Each "Manage" link opens the connector's settings modal directly on the agent page so an admin can re-enable the tool and the agent's list updates live. The agent silently can't call a connector-disabled tool at runtime — these visual cues exist so nobody wastes time toggling tools the platform won't actually run.

Assigning Data Sources

Data sources give your agent access to knowledge — uploaded documents, website content, or live data from connected services like Google Docs and Notion. See the Data Sources documentation for full details on how this works.

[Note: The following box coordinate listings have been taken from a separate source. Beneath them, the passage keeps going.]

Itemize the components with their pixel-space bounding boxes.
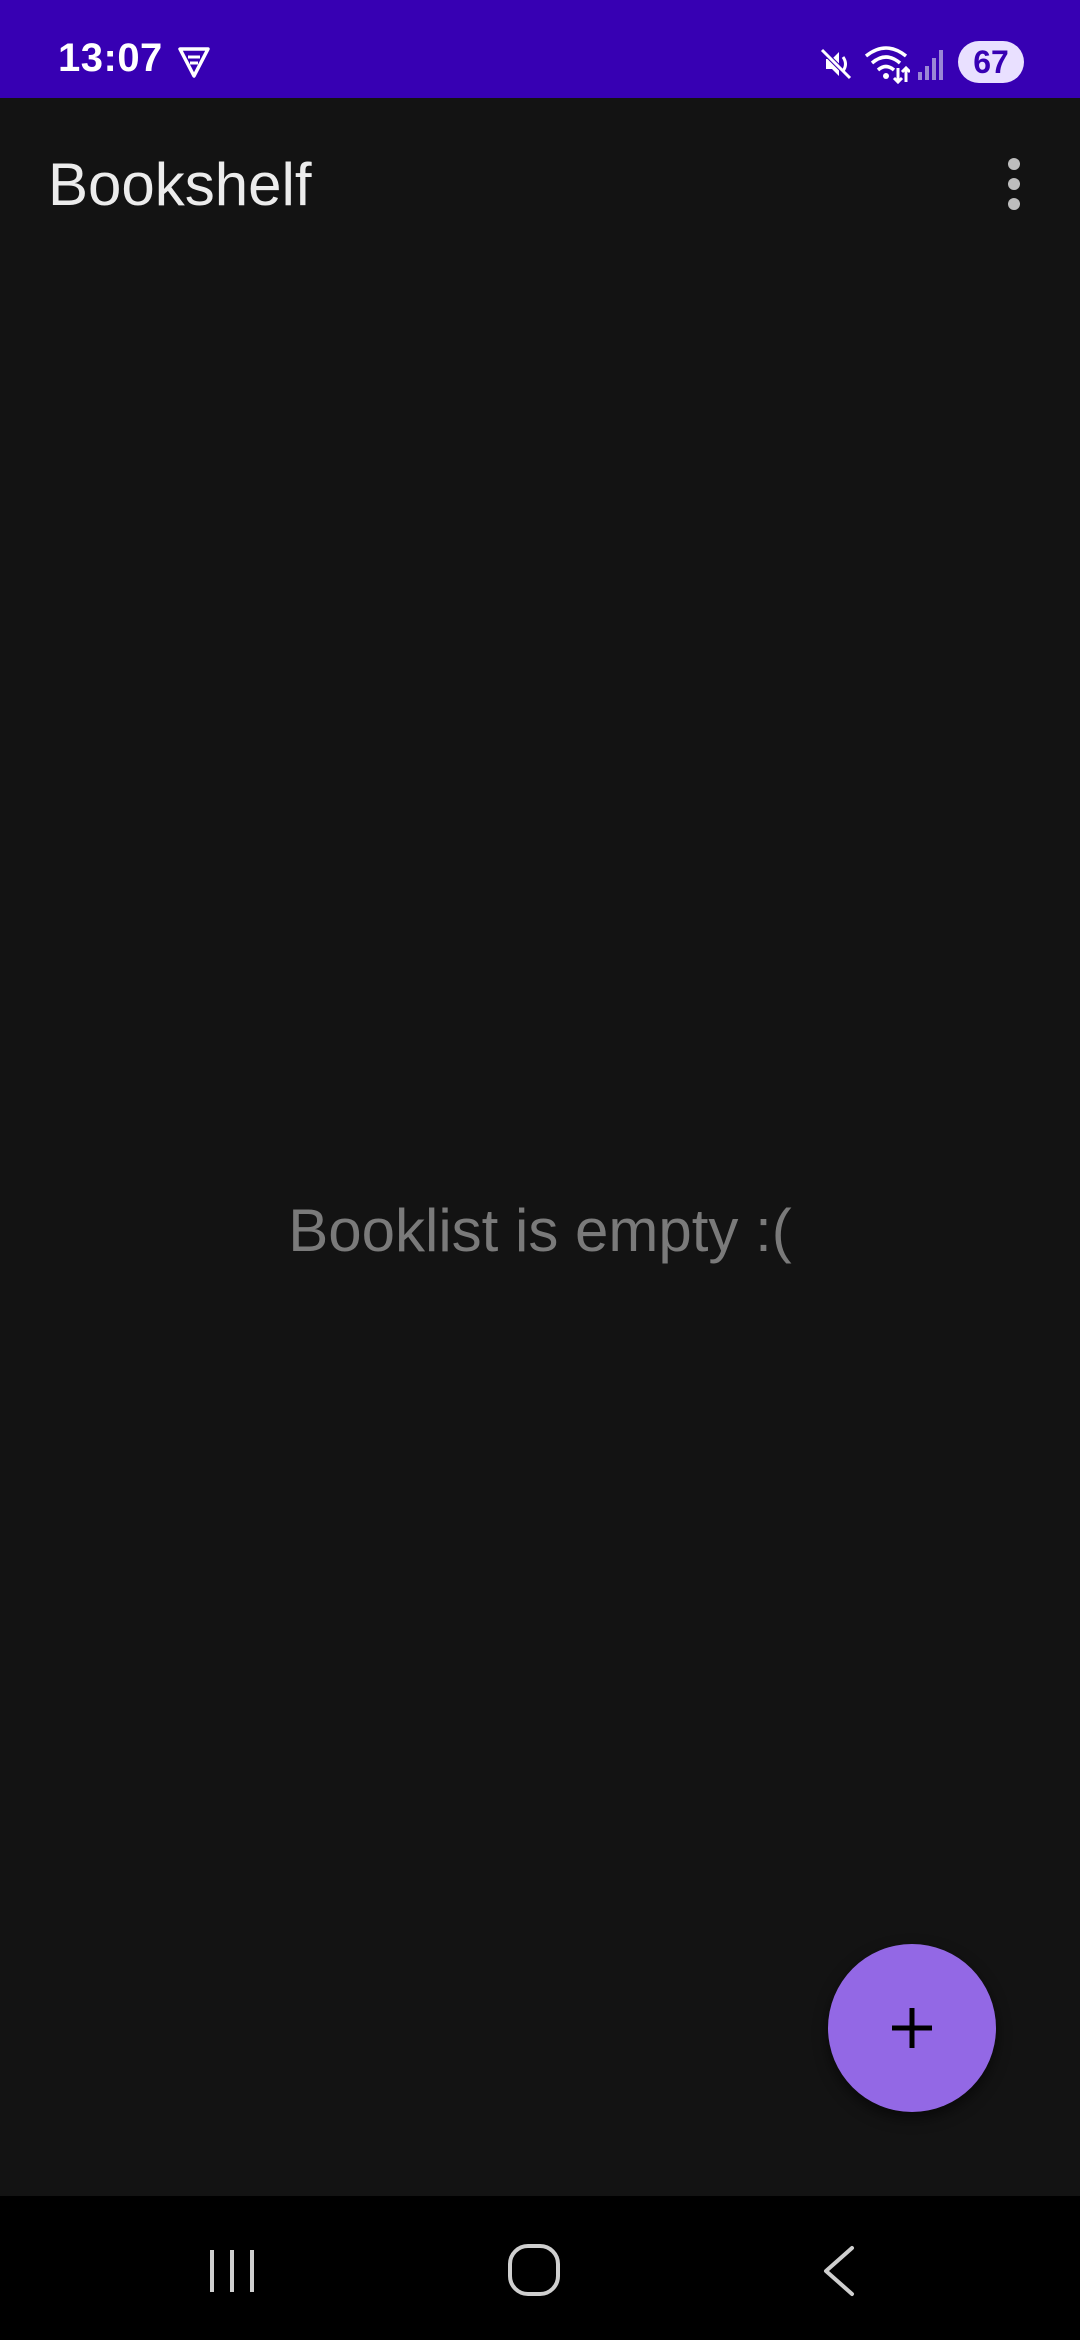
back-icon[interactable] bbox=[818, 2244, 858, 2298]
more-vert-icon-dot bbox=[1008, 198, 1020, 210]
recents-icon[interactable] bbox=[206, 2246, 258, 2296]
empty-state-message: Booklist is empty :( bbox=[288, 1197, 792, 1264]
vpn-icon bbox=[178, 47, 210, 78]
status-time: 13:07 bbox=[58, 36, 163, 80]
more-vert-icon-dot bbox=[1008, 178, 1020, 190]
status-bar: 13:07 67 bbox=[0, 0, 1080, 98]
screen: 13:07 67 Bookshelf Booklist is empty:( bbox=[0, 0, 1080, 2340]
page-title: Bookshelf bbox=[48, 151, 312, 218]
more-vert-icon bbox=[1008, 158, 1020, 170]
mute-icon bbox=[820, 48, 852, 80]
add-book-button[interactable] bbox=[828, 1944, 996, 2112]
wifi-icon bbox=[864, 46, 910, 84]
plus-icon bbox=[892, 2008, 932, 2048]
home-icon[interactable] bbox=[506, 2242, 562, 2298]
app-bar: Bookshelf bbox=[0, 98, 1080, 272]
system-nav-bar bbox=[0, 2196, 1080, 2340]
battery-indicator: 67 bbox=[958, 41, 1024, 83]
more-options-button[interactable] bbox=[990, 148, 1038, 220]
signal-icon bbox=[918, 50, 943, 80]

When you add a data source to an agent, you can choose whether the agent has access to all documents in that source or only specific ones you select.

Prompt Suggestions

Each agent can have a set of prompt suggestions — starter messages that appear when a user opens a new chat with that agent. These help users understand what the agent can do and give them a quick way to get started.

Prompt suggestions are auto-generated based on the agent's instructions and capabilities. They are designed to showcase the agent's most useful features. You can regenerate them at any time if you update the agent's configuration.

Credit System

Every time an agent produces a response, it consumes credits. The number of credits varies by model — more capable models cost more per response. Credits are deducted once per complete assistant response, not per message or per tool call.

Key details about credits:

  • Credit costs are defined per model and shown in the model selection dropdown.
  • Your organization has a credit balance that all agents share.
  • You will receive email alerts when your credits reach 50%, 80%, and 90% usage.
  • Enterprise plans bypass credit limits entirely.

You can monitor your credit usage on the Billing page.

Deleting and restoring agents

Delete is reversible. When you delete an agent, it moves to a Trash tab on the Agents page for 30 days. You can restore it any time within that window and all its triggers, instructions, sub-agent links, and tool configuration come back intact. After 30 days it's permanently deleted.

Trash mechanics worth knowing:

  • Triggers are paused, not deleted. When an agent is trashed, its triggers are deactivated so they stop firing, but their webhook secrets and configuration are preserved. Restoring the agent brings the trigger configuration back; you re-enable them when you're ready.
  • The Trash tab shows time remaining. Each trashed agent displays how long ago it was trashed and how many days remain before automatic purge. One-click restore per row.
  • Sidekick respects the trash flow. If you ask the dashboard's Sidekick to delete an agent for you, it uses the same soft-delete path, with the same 30-day restore window.

Tip

If you're cleaning up a workspace and want to keep an agent's configuration as a future reference, trashing is a low-cost way to archive it. Restore only if you actually need it back.